Playing historical Sherlock Holmes, Bacs pieced together a trail of purveyors of luxury goods in China and Southeast Asia. These businesses, including Sennet Frères, were interconnected by family marriages, and their reach stretched from Hong Kong to Paris.

‘Please consider that Guillermin was not only retailer with a shop at 20 Place Vendome, but also the sole importer of Patek Philippe into France,’ Bacs says. ‘This means that they were also supplying to other dealers, and likely to export firms like Sennet Frères.’

Sennet Frères is a 150-year-old Hong Kong watch and jewellery brand. Founded in Paris by Albert Weill in 1870, the firm was a major distributor of luxury watches and jewellery when he brought it to Hong Kong in the 1920s.

‘Puyi was a client of theirs and had 14-karat gold glasses retailed by Sennet Frères,’ Bacs says.

Puyi’s spectacles are displayed in a Sennet Frères case in the Palace Museum in Beijing. He took pride in his American Packard automobile, imported by Levy Frères, also called Levy Hermanos, since the business was anchored in the former Spanish colony of the Philippines. This firm was founded by a merchant family of Jewish refugees from Alsace-Loraine who were connected by marriage to Sennet Frères.

Levy Frères/Hermanos becomes an important link in Bacs’ detective story. ‘They were Patek Philippe retailers, too—in fact, their sole agents,’ he says.

Sennet Frères eventually took over the Levy Freres business in Hong Kong and opened branches in Shanghai and Tianjin. The latter city is where Puyi lived in the Japanese concession after fleeing Beijing in the 1920s.
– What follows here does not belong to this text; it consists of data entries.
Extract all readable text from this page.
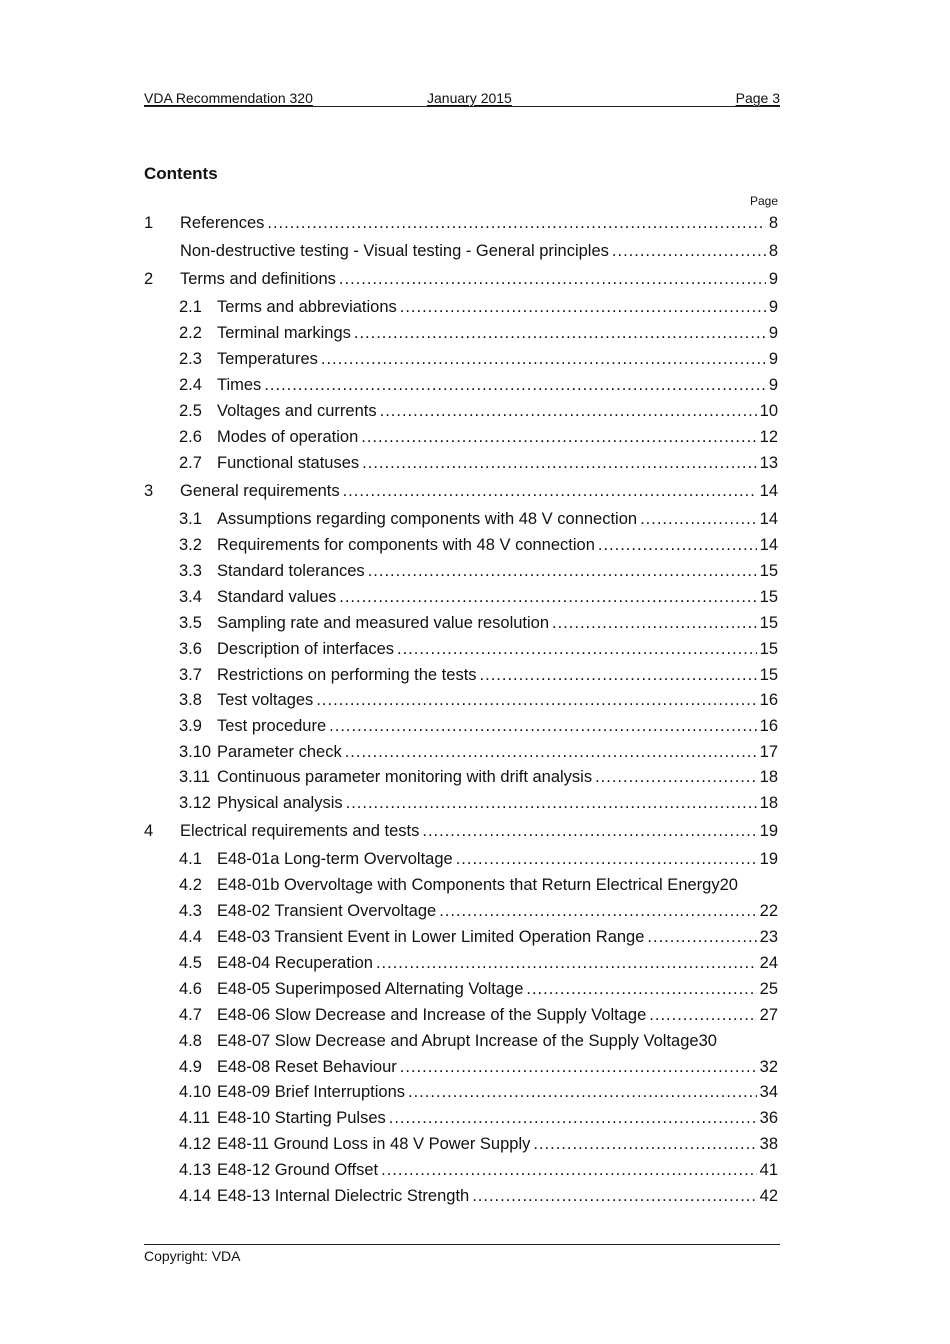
VDA Recommendation 320	January 2015	Page 3
Contents
Page
1 References .....	8
Non-destructive testing - Visual testing - General principles .....	8
2 Terms and definitions .....	9
2.1 Terms and abbreviations .....	9
2.2 Terminal markings .....	9
2.3 Temperatures .....	9
2.4 Times .....	9
2.5 Voltages and currents .....	10
2.6 Modes of operation .....	12
2.7 Functional statuses .....	13
3 General requirements .....	14
3.1 Assumptions regarding components with 48 V connection .....	14
3.2 Requirements for components with 48 V connection .....	14
3.3 Standard tolerances .....	15
3.4 Standard values .....	15
3.5 Sampling rate and measured value resolution .....	15
3.6 Description of interfaces .....	15
3.7 Restrictions on performing the tests .....	15
3.8 Test voltages .....	16
3.9 Test procedure .....	16
3.10 Parameter check .....	17
3.11 Continuous parameter monitoring with drift analysis .....	18
3.12 Physical analysis .....	18
4 Electrical requirements and tests .....	19
4.1 E48-01a Long-term Overvoltage .....	19
4.2 E48-01b Overvoltage with Components that Return Electrical Energy 20
4.3 E48-02 Transient Overvoltage .....	22
4.4 E48-03 Transient Event in Lower Limited Operation Range .....	23
4.5 E48-04 Recuperation .....	24
4.6 E48-05 Superimposed Alternating Voltage .....	25
4.7 E48-06 Slow Decrease and Increase of the Supply Voltage .....	27
4.8 E48-07 Slow Decrease and Abrupt Increase of the Supply Voltage 30
4.9 E48-08 Reset Behaviour .....	32
4.10 E48-09 Brief Interruptions .....	34
4.11 E48-10 Starting Pulses .....	36
4.12 E48-11 Ground Loss in 48 V Power Supply .....	38
4.13 E48-12 Ground Offset .....	41
4.14 E48-13 Internal Dielectric Strength .....	42
Copyright: VDA
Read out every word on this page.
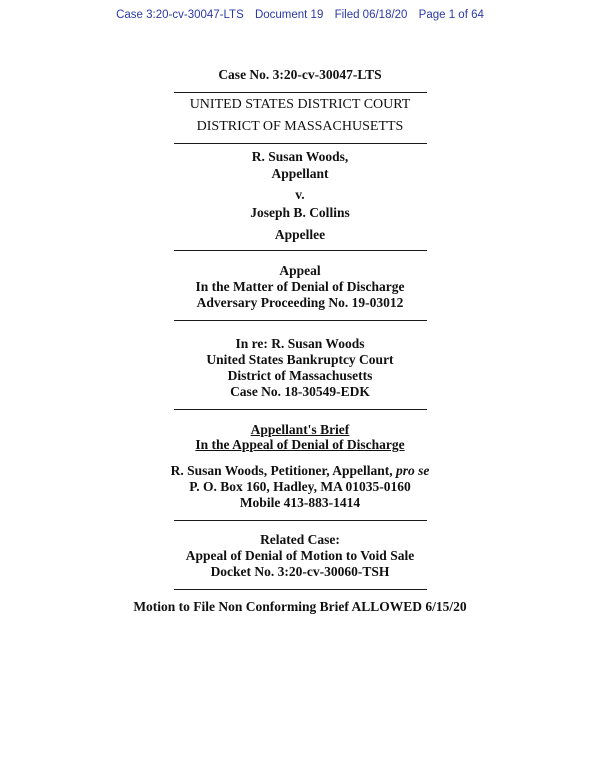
Case 3:20-cv-30047-LTS Document 19 Filed 06/18/20 Page 1 of 64
Case No. 3:20-cv-30047-LTS
UNITED STATES DISTRICT COURT
DISTRICT OF MASSACHUSETTS
R. Susan Woods,
Appellant
v.
Joseph B. Collins
Appellee
Appeal
In the Matter of Denial of Discharge
Adversary Proceeding No. 19-03012
In re: R. Susan Woods
United States Bankruptcy Court
District of Massachusetts
Case No. 18-30549-EDK
Appellant's Brief
In the Appeal of Denial of Discharge
R. Susan Woods, Petitioner, Appellant, pro se
P. O. Box 160, Hadley, MA 01035-0160
Mobile 413-883-1414
Related Case:
Appeal of Denial of Motion to Void Sale
Docket No. 3:20-cv-30060-TSH
Motion to File Non Conforming Brief ALLOWED 6/15/20
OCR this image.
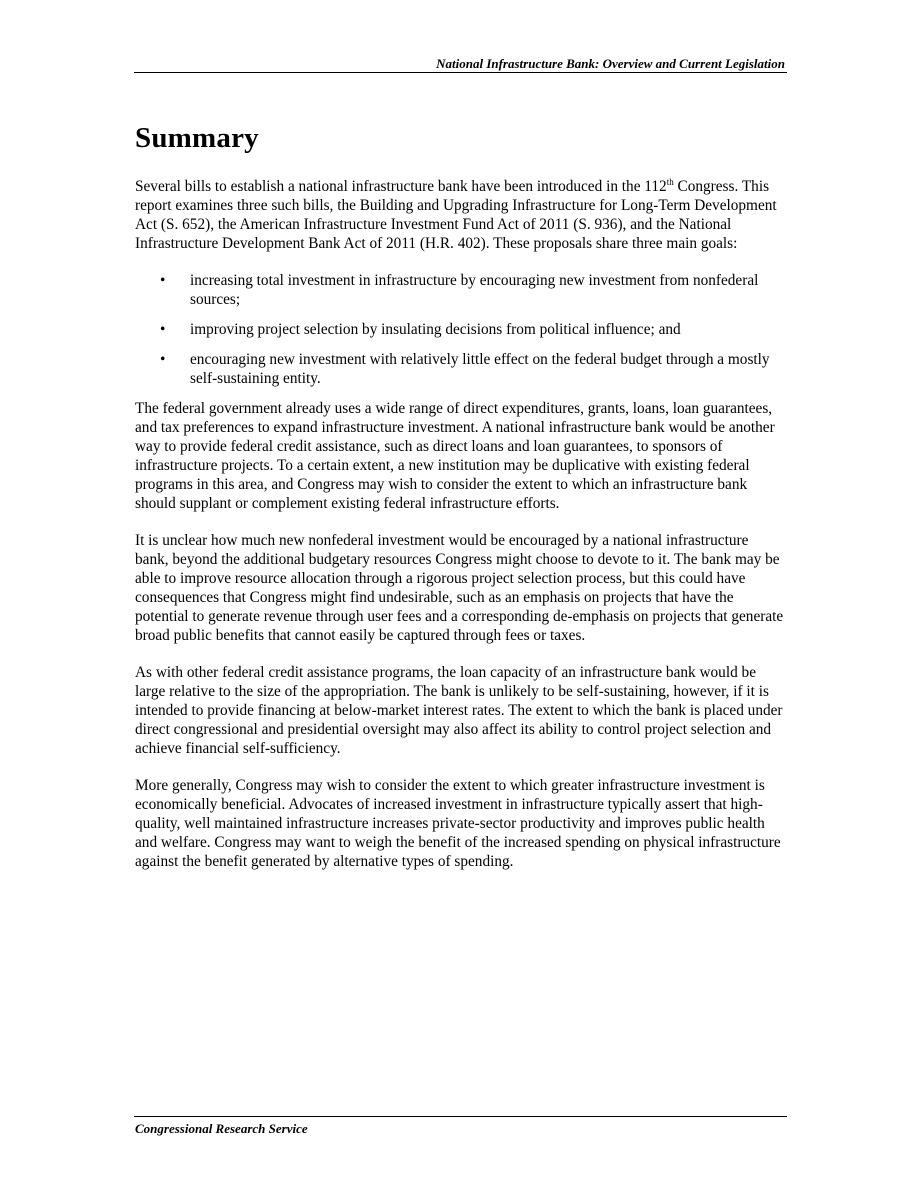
National Infrastructure Bank: Overview and Current Legislation
Summary

Several bills to establish a national infrastructure bank have been introduced in the 112th Congress. This report examines three such bills, the Building and Upgrading Infrastructure for Long-Term Development Act (S. 652), the American Infrastructure Investment Fund Act of 2011 (S. 936), and the National Infrastructure Development Bank Act of 2011 (H.R. 402). These proposals share three main goals:

• increasing total investment in infrastructure by encouraging new investment from nonfederal sources;
• improving project selection by insulating decisions from political influence; and
• encouraging new investment with relatively little effect on the federal budget through a mostly self-sustaining entity.

The federal government already uses a wide range of direct expenditures, grants, loans, loan guarantees, and tax preferences to expand infrastructure investment. A national infrastructure bank would be another way to provide federal credit assistance, such as direct loans and loan guarantees, to sponsors of infrastructure projects. To a certain extent, a new institution may be duplicative with existing federal programs in this area, and Congress may wish to consider the extent to which an infrastructure bank should supplant or complement existing federal infrastructure efforts.

It is unclear how much new nonfederal investment would be encouraged by a national infrastructure bank, beyond the additional budgetary resources Congress might choose to devote to it. The bank may be able to improve resource allocation through a rigorous project selection process, but this could have consequences that Congress might find undesirable, such as an emphasis on projects that have the potential to generate revenue through user fees and a corresponding de-emphasis on projects that generate broad public benefits that cannot easily be captured through fees or taxes.

As with other federal credit assistance programs, the loan capacity of an infrastructure bank would be large relative to the size of the appropriation. The bank is unlikely to be self-sustaining, however, if it is intended to provide financing at below-market interest rates. The extent to which the bank is placed under direct congressional and presidential oversight may also affect its ability to control project selection and achieve financial self-sufficiency.

More generally, Congress may wish to consider the extent to which greater infrastructure investment is economically beneficial. Advocates of increased investment in infrastructure typically assert that high-quality, well maintained infrastructure increases private-sector productivity and improves public health and welfare. Congress may want to weigh the benefit of the increased spending on physical infrastructure against the benefit generated by alternative types of spending.

Congressional Research Service
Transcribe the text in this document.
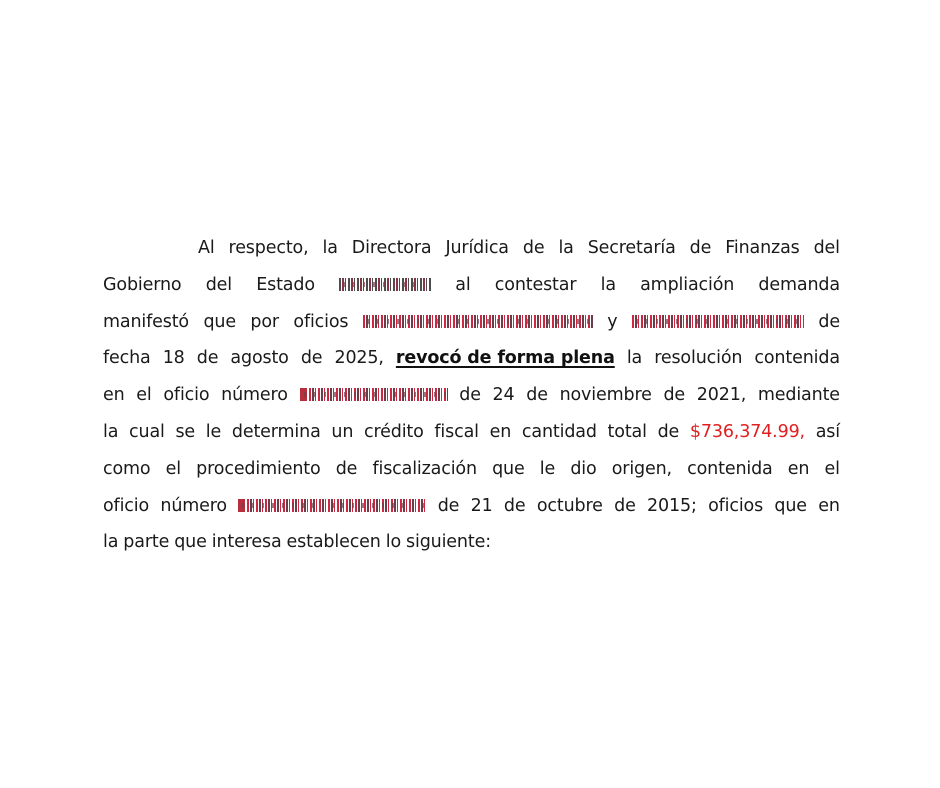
Al respecto, la Directora Jurídica de la Secretaría de Finanzas del
Gobierno del Estado	al contestar la ampliación demanda
manifestó que por oficios	y	de
fecha 18 de agosto de 2025, revocó de forma plena la resolución contenida
en el oficio número	de 24 de noviembre de 2021, mediante
la cual se le determina un crédito fiscal en cantidad total de $736,374.99, así
como el procedimiento de fiscalización que le dio origen, contenida en el
oficio número	de 21 de octubre de 2015; oficios que en
la parte que interesa establecen lo siguiente:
‘Sennet Freres was still around in the 1970s and was my family’s jeweller,’ recalls Pansy Ku, Phillips’ International Business Development Director for Watches. ‘I remember going to their shop at the Mandarin Oriental Hotel and Marina House in Central. They were a French-Jewish family who had a watch and jewellery company and were the purveyor of fine jewellery and distributor for Patek Philippe and Cartier as well as clocks, etc. Evidence from the various luxury goods come together to suggest a path the watch followed in its journey east. The Packard automobile was ‘probably imported by the same company as his glasses, jewellery and Patek Philippe,’ Bacs says.